On the pecuniary greed of officials

“Do you agree, my son, that no ruler, no matter how well-intentioned, can implement his beneficial ideas unless he possesses a sound and reliable set of tools in the form of capable and honest assistants, those self-same tools that in your bureaucratic dialect are referred to as ‘personnel’?”

“I entirely agree.”

“And what is to be done if this personnel is mired in base greed?”

“I do not know, father, that is why I have come to you. But the main problem is that all the officials are like that and there is nowhere to get any others from.”

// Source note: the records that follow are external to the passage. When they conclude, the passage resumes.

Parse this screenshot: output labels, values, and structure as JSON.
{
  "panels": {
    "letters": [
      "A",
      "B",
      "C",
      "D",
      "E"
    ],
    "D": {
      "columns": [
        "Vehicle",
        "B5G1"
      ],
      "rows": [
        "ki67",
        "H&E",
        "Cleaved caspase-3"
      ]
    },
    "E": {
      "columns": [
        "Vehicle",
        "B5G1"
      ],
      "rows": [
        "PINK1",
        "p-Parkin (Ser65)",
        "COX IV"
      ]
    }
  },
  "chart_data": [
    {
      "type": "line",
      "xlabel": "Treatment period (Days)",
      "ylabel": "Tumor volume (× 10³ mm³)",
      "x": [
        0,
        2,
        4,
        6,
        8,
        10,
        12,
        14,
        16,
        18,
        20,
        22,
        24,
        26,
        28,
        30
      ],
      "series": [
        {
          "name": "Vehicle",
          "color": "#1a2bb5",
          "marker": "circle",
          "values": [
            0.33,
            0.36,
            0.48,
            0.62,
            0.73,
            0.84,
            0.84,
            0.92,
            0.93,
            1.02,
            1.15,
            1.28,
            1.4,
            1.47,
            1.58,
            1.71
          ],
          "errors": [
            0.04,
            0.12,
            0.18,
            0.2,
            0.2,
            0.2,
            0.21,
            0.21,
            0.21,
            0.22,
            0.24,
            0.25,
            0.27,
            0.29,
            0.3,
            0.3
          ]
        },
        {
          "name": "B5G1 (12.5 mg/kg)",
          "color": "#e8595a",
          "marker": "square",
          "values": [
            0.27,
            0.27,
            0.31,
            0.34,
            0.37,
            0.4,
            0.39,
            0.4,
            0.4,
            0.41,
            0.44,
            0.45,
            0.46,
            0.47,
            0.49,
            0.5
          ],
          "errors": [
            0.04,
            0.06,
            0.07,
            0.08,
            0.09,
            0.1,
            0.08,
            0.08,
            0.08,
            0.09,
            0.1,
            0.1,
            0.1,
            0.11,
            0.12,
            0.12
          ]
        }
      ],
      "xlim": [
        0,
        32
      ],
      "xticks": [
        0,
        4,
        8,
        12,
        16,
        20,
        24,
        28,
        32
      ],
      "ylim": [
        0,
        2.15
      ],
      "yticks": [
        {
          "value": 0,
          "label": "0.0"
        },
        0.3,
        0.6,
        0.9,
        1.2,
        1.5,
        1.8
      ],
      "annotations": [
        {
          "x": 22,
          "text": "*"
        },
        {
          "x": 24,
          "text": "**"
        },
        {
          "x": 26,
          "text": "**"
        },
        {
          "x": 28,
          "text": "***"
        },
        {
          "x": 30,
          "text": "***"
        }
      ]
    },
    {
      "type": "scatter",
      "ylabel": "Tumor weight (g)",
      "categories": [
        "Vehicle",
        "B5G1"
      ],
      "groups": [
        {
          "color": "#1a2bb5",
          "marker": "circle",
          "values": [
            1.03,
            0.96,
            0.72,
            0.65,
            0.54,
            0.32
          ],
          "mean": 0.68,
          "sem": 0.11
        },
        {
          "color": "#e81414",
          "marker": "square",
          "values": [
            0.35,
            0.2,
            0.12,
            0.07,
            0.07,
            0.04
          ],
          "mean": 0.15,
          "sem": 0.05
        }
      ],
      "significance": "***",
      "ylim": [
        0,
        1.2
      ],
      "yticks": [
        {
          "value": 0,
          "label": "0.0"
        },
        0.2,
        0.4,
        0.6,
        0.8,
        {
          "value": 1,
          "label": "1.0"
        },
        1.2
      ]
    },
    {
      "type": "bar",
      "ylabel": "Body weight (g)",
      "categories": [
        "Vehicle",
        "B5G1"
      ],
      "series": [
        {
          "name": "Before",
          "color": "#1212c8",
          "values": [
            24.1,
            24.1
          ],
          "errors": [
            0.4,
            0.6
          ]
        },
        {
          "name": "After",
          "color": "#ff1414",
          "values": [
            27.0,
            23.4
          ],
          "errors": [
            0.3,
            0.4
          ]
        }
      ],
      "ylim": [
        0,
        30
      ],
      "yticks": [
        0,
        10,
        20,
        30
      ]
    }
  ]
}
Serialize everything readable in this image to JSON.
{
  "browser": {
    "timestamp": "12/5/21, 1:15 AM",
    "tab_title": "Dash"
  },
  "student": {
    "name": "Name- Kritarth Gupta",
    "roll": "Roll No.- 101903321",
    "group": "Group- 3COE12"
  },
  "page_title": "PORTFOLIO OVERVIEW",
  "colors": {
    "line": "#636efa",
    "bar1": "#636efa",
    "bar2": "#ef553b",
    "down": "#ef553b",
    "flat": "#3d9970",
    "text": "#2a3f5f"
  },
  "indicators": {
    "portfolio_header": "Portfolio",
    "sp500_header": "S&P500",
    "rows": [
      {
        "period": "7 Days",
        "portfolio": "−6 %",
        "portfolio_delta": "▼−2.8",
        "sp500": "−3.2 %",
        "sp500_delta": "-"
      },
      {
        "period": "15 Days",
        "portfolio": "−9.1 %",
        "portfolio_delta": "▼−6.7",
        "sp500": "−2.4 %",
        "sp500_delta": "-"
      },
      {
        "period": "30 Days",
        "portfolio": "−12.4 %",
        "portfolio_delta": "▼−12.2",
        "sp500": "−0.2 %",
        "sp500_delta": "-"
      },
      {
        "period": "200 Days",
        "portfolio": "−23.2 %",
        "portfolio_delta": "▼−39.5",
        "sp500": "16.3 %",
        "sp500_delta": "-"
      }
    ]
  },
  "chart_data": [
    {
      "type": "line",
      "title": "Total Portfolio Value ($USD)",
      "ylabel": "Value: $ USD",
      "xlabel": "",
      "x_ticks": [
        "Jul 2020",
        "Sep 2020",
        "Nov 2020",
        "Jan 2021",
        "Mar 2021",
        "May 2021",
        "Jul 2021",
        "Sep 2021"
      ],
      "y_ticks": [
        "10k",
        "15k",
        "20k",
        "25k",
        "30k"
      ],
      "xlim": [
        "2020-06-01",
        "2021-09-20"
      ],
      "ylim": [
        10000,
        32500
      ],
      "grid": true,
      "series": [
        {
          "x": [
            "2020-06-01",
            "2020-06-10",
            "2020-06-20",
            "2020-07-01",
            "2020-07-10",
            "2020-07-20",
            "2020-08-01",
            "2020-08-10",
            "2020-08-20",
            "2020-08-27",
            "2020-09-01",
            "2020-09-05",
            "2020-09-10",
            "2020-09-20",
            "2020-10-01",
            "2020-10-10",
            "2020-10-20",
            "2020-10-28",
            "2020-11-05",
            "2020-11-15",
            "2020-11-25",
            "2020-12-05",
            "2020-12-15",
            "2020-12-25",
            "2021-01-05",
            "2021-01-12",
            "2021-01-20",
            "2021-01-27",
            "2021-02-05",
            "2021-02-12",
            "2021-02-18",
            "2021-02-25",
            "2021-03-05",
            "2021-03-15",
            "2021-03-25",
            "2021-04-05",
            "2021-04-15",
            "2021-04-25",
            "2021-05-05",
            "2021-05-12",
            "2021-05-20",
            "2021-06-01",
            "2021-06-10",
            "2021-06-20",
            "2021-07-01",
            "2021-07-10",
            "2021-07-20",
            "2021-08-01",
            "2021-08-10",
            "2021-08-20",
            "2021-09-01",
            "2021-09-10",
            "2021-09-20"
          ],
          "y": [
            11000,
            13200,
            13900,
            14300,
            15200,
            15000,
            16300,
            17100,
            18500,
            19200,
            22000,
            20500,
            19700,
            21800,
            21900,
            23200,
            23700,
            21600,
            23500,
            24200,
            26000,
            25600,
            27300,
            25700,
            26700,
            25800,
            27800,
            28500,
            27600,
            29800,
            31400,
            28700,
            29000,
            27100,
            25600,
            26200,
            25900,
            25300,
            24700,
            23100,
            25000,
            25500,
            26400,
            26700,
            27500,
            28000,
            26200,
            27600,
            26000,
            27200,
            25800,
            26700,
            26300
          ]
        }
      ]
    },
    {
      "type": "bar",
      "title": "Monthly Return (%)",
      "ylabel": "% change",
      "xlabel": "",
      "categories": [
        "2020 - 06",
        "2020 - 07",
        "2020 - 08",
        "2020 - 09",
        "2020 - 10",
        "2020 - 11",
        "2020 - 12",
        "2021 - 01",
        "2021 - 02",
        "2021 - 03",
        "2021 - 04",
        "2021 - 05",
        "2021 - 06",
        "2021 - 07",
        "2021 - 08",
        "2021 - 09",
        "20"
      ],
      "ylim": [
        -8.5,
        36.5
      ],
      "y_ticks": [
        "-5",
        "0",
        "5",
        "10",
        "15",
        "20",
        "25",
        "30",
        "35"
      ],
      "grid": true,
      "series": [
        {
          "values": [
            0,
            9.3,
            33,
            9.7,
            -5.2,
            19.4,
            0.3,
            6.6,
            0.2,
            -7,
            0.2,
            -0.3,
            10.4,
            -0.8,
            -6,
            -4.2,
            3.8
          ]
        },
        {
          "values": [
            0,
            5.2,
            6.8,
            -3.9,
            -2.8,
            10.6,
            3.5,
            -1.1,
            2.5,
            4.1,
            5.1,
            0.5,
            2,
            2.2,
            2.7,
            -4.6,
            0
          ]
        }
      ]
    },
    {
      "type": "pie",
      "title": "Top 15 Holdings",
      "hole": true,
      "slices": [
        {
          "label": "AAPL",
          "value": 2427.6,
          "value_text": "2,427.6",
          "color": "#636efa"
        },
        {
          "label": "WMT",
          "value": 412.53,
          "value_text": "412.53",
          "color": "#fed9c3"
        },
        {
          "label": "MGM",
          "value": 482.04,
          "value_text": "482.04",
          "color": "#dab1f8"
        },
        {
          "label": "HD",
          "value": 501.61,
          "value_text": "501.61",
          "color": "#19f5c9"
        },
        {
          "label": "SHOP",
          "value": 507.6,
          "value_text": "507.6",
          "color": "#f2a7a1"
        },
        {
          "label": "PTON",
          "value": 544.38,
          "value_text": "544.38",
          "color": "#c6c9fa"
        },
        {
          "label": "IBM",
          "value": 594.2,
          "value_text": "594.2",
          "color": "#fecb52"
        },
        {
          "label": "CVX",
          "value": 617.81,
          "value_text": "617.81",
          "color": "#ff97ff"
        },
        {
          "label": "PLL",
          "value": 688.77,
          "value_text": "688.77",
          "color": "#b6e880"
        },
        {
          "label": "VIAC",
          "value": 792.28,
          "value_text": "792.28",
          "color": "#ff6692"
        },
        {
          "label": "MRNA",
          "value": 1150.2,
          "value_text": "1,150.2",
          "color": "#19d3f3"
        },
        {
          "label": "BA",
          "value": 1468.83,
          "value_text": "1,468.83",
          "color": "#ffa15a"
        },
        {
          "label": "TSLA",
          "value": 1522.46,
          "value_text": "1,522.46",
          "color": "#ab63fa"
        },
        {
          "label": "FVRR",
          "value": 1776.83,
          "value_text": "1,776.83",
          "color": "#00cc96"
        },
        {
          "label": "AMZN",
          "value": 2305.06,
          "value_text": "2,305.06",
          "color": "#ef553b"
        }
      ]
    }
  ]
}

“What do you mean, nowhere? In part you can invite high-minded individuals from St. Petersburg, and they will come, because they wish to apply their knowledge and convictions in practice. And honest officials can be found here; it is simply that at present they have no chance of advancement.”

“How am I to identify these honest men if they are not in open view?”

“I have been here for several years now, I know which men are worth something, and I will name them. But that is only a quarter of the job, because any man is corrupted by power if the wrong practices are established. And for the most part bureaucrats take to extorting money from people, not out of their own innate viciousness, but because that is the established practice, and if anyone does not extort, then he is regarded with suspicion by his superiors and his subordinates.”